Definition of default and credit-impaired assets

The Group defines a financial instrument as in default, which fully aligned with the definition of credit-impaired, when it meets one or more of the following criteria:

In addition to 90 DPD, for the retail and corporate portfolio, the default definition used is consistent with the Basel Framework. According to the Basel II definition, default is considered to have occurred with regard to obligors when either one or the following events have taken place:

  • The Group considers that the obligor is unlikely to pay its credit obligation to the Group in full without recourse by the Group to actions like realizing security (if held).
  • The Group puts credit obligation on non-accrued status.
  • The Group makes a charge-off or account-specific provision resulting from a perceived decline in credit quality subsequent to the Group taking on the exposure.
  • The Group sells the credit obligation at a material credit-related economic loss.
  • The Group consents to a distressed restructuring of the credit obligation where this is likely to result in a diminished financial obligation caused by the material forgiveness or postponement of principal, interest and other fees.
  • The Group has filed for the obligor’s bankruptcy or similar order in respect of the obligor’s credit obligation to the Group.
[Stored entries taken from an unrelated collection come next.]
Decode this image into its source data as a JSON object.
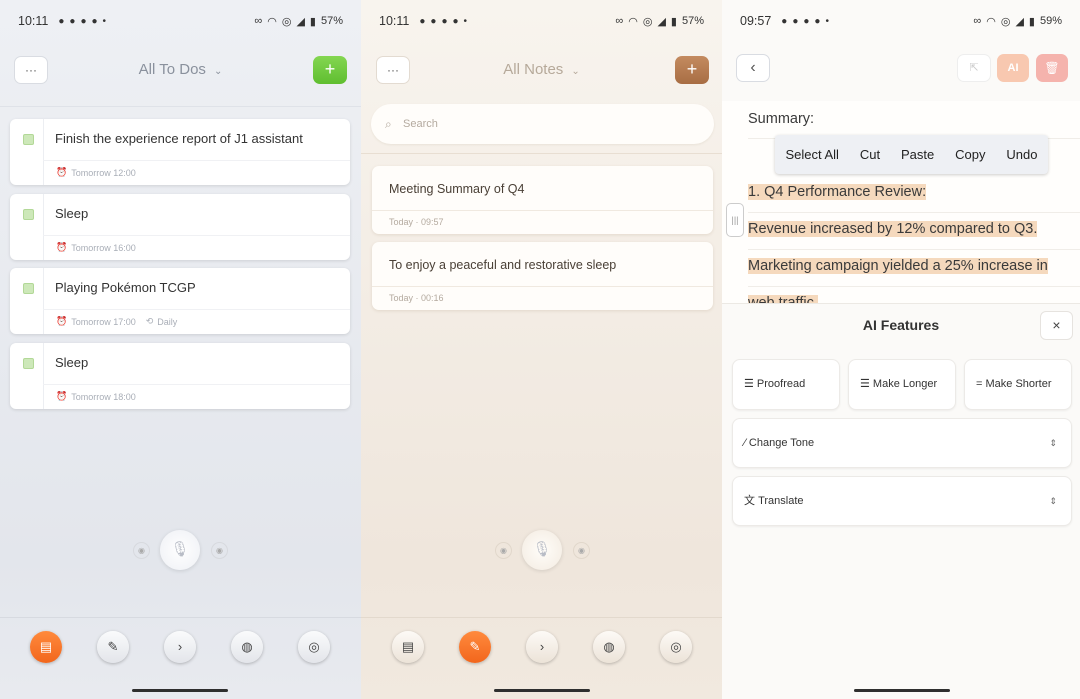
{
  "todos_screen": {
    "status": {
      "time": "10:11",
      "battery": "57%"
    },
    "title": "All To Dos",
    "menu_label": "···",
    "add_label": "+",
    "accent": "#6cc93f",
    "items": [
      {
        "title": "Finish the experience report of J1 assistant",
        "meta": "Tomorrow 12:00",
        "repeat": ""
      },
      {
        "title": "Sleep",
        "meta": "Tomorrow 16:00",
        "repeat": ""
      },
      {
        "title": "Playing Pokémon TCGP",
        "meta": "Tomorrow 17:00",
        "repeat": "Daily"
      },
      {
        "title": "Sleep",
        "meta": "Tomorrow 18:00",
        "repeat": ""
      }
    ]
  },
  "notes_screen": {
    "status": {
      "time": "10:11",
      "battery": "57%"
    },
    "title": "All Notes",
    "menu_label": "···",
    "add_label": "+",
    "accent": "#b77a4e",
    "search_placeholder": "Search",
    "notes": [
      {
        "title": "Meeting Summary of Q4",
        "meta": "Today · 09:57"
      },
      {
        "title": "To enjoy a peaceful and restorative sleep",
        "meta": "Today · 00:16"
      }
    ]
  },
  "editor_screen": {
    "status": {
      "time": "09:57",
      "battery": "59%"
    },
    "back_label": "‹",
    "ai_label": "AI",
    "lines": [
      "Summary:",
      "1. Q4 Performance Review:",
      "Revenue increased by 12% compared to Q3.",
      "Marketing campaign yielded a 25% increase in",
      "web traffic."
    ],
    "context_menu": [
      "Select All",
      "Cut",
      "Paste",
      "Copy",
      "Undo"
    ],
    "ai_panel": {
      "title": "AI Features",
      "close_label": "×",
      "buttons": [
        "Proofread",
        "Make Longer",
        "Make Shorter"
      ],
      "selects": [
        "Change Tone",
        "Translate"
      ]
    }
  },
  "nav_icons": [
    "todo-icon",
    "notes-icon",
    "flow-icon",
    "chat-icon",
    "discover-icon"
  ]
}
The obligor has sought or has been placed in bankruptcy or similar protection wherein this would avoid or delay repayment of the credit obligation to the Group.
  • The obligor is past due more than 90 days on any material credit obligation to the Group. Overdrafts will be considered as being past due once the customer has breached an advised limit or been advised of a limit smaller than the current outstanding.

 

The criteria above have been applied to all financial instruments held by the Group and are consistent with the definition of default used for internal credit risk management purposes. The default definition has been applied consistently to model the Probability of Default (PD), Exposure at Default (EAD), and Loss Given Default (LGD) throughout the Group’s expected loss calculations.

An instrument is considered to no longer be in default (i.e. to have cured) when it no longer meets any of the default criteria for a consecutive period of twelve months. This period of twelve months has been determined based on an analysis, which considers the likelihood of a financial instrument returning to default status after cure using different cure definitions.